Broadcasting is an activity that cannot continue to be the exclusive preserve of a few privileged entrepreneurs with large amounts of capital, at a time when technology and social change is creating opportunities for new and varied forms of communication, said Ivana Bentes, the head of the School of Communication at the Federal University of Rio de Janeiro and a promoter of the WFFM.

Community experiences like TV Roc, in Rocinha, one of the large “favelas” (shanty towns) in Rio de Janeiro, and Casas Brasil, an experimental government programme that created 76 “telecentres” equipped with computers, Internet access, distance learning programmes, libraries, theatres, multimedia and other activities, were presented at the Laboratory, which was attended by 450 people, most of them students.

The Laboratory “stimulated the diverse languages” of self-expression, in a state where a monopoly of the media and government advertising resources restricts access to communication, the head of the Communications Department at the Federal University of Maranhao, Francisco Gonçalves, one of the meeting organisers, told IPS.

Participants at the workshop on blogs decided to create one themselves, for dialogue and mutual cooperation.

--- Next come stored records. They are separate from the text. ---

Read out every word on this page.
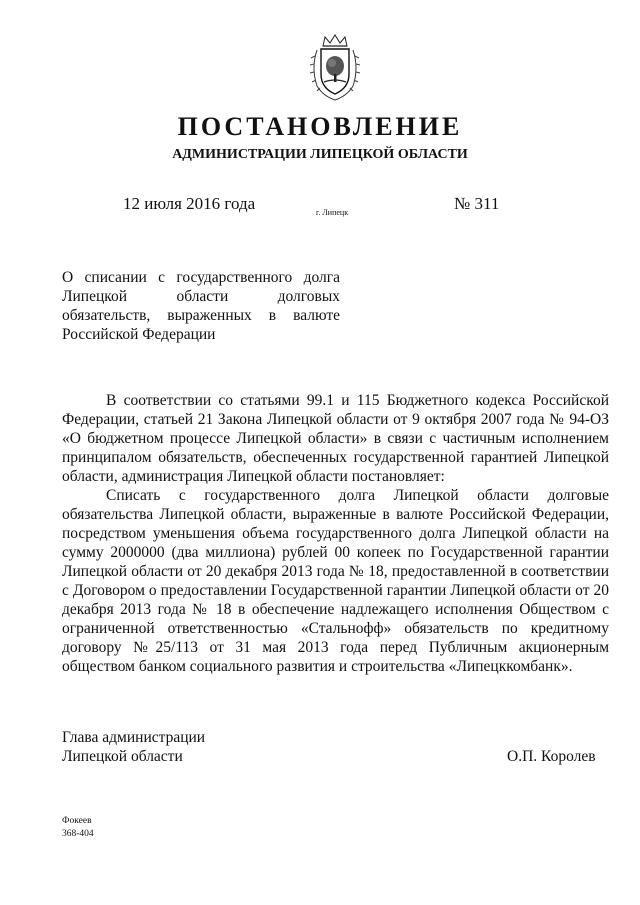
ПОСТАНОВЛЕНИЕ
АДМИНИСТРАЦИИ ЛИПЕЦКОЙ ОБЛАСТИ
12 июля 2016 года	г. Липецк	№ 311
О списании с государственного долга Липецкой области долговых обязательств, выраженных в валюте Российской Федерации

В соответствии со статьями 99.1 и 115 Бюджетного кодекса Российской Федерации, статьей 21 Закона Липецкой области от 9 октября 2007 года № 94-ОЗ «О бюджетном процессе Липецкой области» в связи с частичным исполнением принципалом обязательств, обеспеченных государственной гарантией Липецкой области, администрация Липецкой области постановляет:

Списать с государственного долга Липецкой области долговые обязательства Липецкой области, выраженные в валюте Российской Федерации, посредством уменьшения объема государственного долга Липецкой области на сумму 2000000 (два миллиона) рублей 00 копеек по Государственной гарантии Липецкой области от 20 декабря 2013 года № 18, предоставленной в соответствии с Договором о предоставлении Государственной гарантии Липецкой области от 20 декабря 2013 года № 18 в обеспечение надлежащего исполнения Обществом с ограниченной ответственностью «Стальнофф» обязательств по кредитному договору №25/113 от 31 мая 2013 года перед Публичным акционерным обществом банком социального развития и строительства «Липецккомбанк».

Глава администрации
Липецкой области	О.П. Королев
Фокеев
368-404
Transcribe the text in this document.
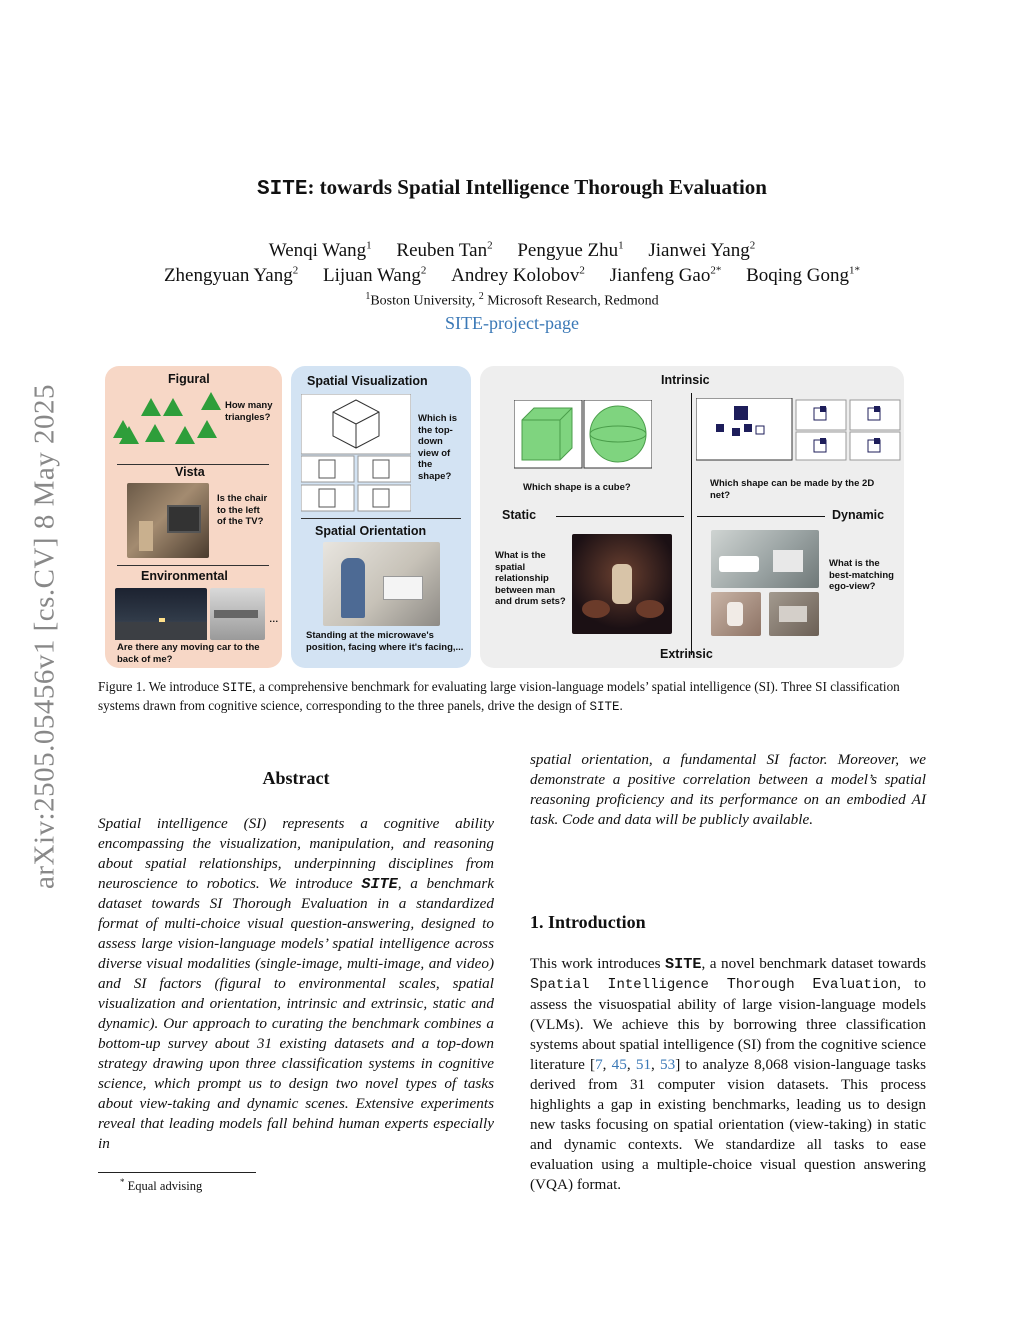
arXiv:2505.05456v1 [cs.CV] 8 May 2025
SITE: towards Spatial Intelligence Thorough Evaluation
Wenqi Wang$^1$ Reuben Tan$^2$ Pengyue Zhu$^1$ Jianwei Yang$^2$
Zhengyuan Yang$^2$ Lijuan Wang$^2$ Andrey Kolobov$^2$ Jianfeng Gao$^{2*}$ Boqing Gong$^{1*}$
$^1$Boston University, $^2$ Microsoft Research, Redmond
SITE-project-page
Figural
How many triangles?
Vista
Is the chair to the left of the TV?
Environmental
…
Are there any moving car to the back of me?
Spatial Visualization
Which is the top-down view of the shape?
Spatial Orientation
Standing at the microwave's position, facing where it's facing,...
Intrinsic
Static	Dynamic
Extrinsic
Which shape is a cube?	Which shape can be made by the 2D net?
What is the spatial relationship between man and drum sets?
What is the best-matching ego-view?
Figure 1. We introduce SITE, a comprehensive benchmark for evaluating large vision-language models’ spatial intelligence (SI). Three SI classification systems drawn from cognitive science, corresponding to the three panels, drive the design of SITE.
Abstract
Spatial intelligence (SI) represents a cognitive ability encompassing the visualization, manipulation, and reasoning about spatial relationships, underpinning disciplines from neuroscience to robotics. We introduce SITE, a benchmark dataset towards SI Thorough Evaluation in a standardized format of multi-choice visual question-answering, designed to assess large vision-language models’ spatial intelligence across diverse visual modalities (single-image, multi-image, and video) and SI factors (figural to environmental scales, spatial visualization and orientation, intrinsic and extrinsic, static and dynamic). Our approach to curating the benchmark combines a bottom-up survey about 31 existing datasets and a top-down strategy drawing upon three classification systems in cognitive science, which prompt us to design two novel types of tasks about view-taking and dynamic scenes. Extensive experiments reveal that leading models fall behind human experts especially in
spatial orientation, a fundamental SI factor. Moreover, we demonstrate a positive correlation between a model’s spatial reasoning proficiency and its performance on an embodied AI task. Code and data will be publicly available.
1. Introduction
This work introduces SITE, a novel benchmark dataset towards Spatial Intelligence Thorough Evaluation, to assess the visuospatial ability of large vision-language models (VLMs). We achieve this by borrowing three classification systems about spatial intelligence (SI) from the cognitive science literature [7, 45, 51, 53] to analyze 8,068 vision-language tasks derived from 31 computer vision datasets. This process highlights a gap in existing benchmarks, leading us to design new tasks focusing on spatial orientation (view-taking) in static and dynamic contexts. We standardize all tasks to ease evaluation using a multiple-choice visual question answering (VQA) format.
* Equal advising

“It helped me to improve the aesthetic appearance of my blog,” said Marcos Cartágenes, who has been blogging in Sao Luis for the past three years.

But Juliane Oliveira, a journalism student from Santarém, a city in Pará, said “it would have been better if we had had an information technology laboratory.”

Other young people set up a radio station during the meeting, calling it “Na Marra” (Born of Necessity), and made their first broadcast on Saturday. “I learned a lot from this workshop; now I’ll be able to teach my colleagues,” said Dougras Ferreira, from the poor region of Baixada Maranhense.

Lozángela dos Santos, who is from the same region, makes video documentaries and also has experience in telecentres. She said she “expected more” in terms of learning about her field, but added that the Laboratory gave her “more knowledge about communication, the domination of media by big capital, and the alternatives.”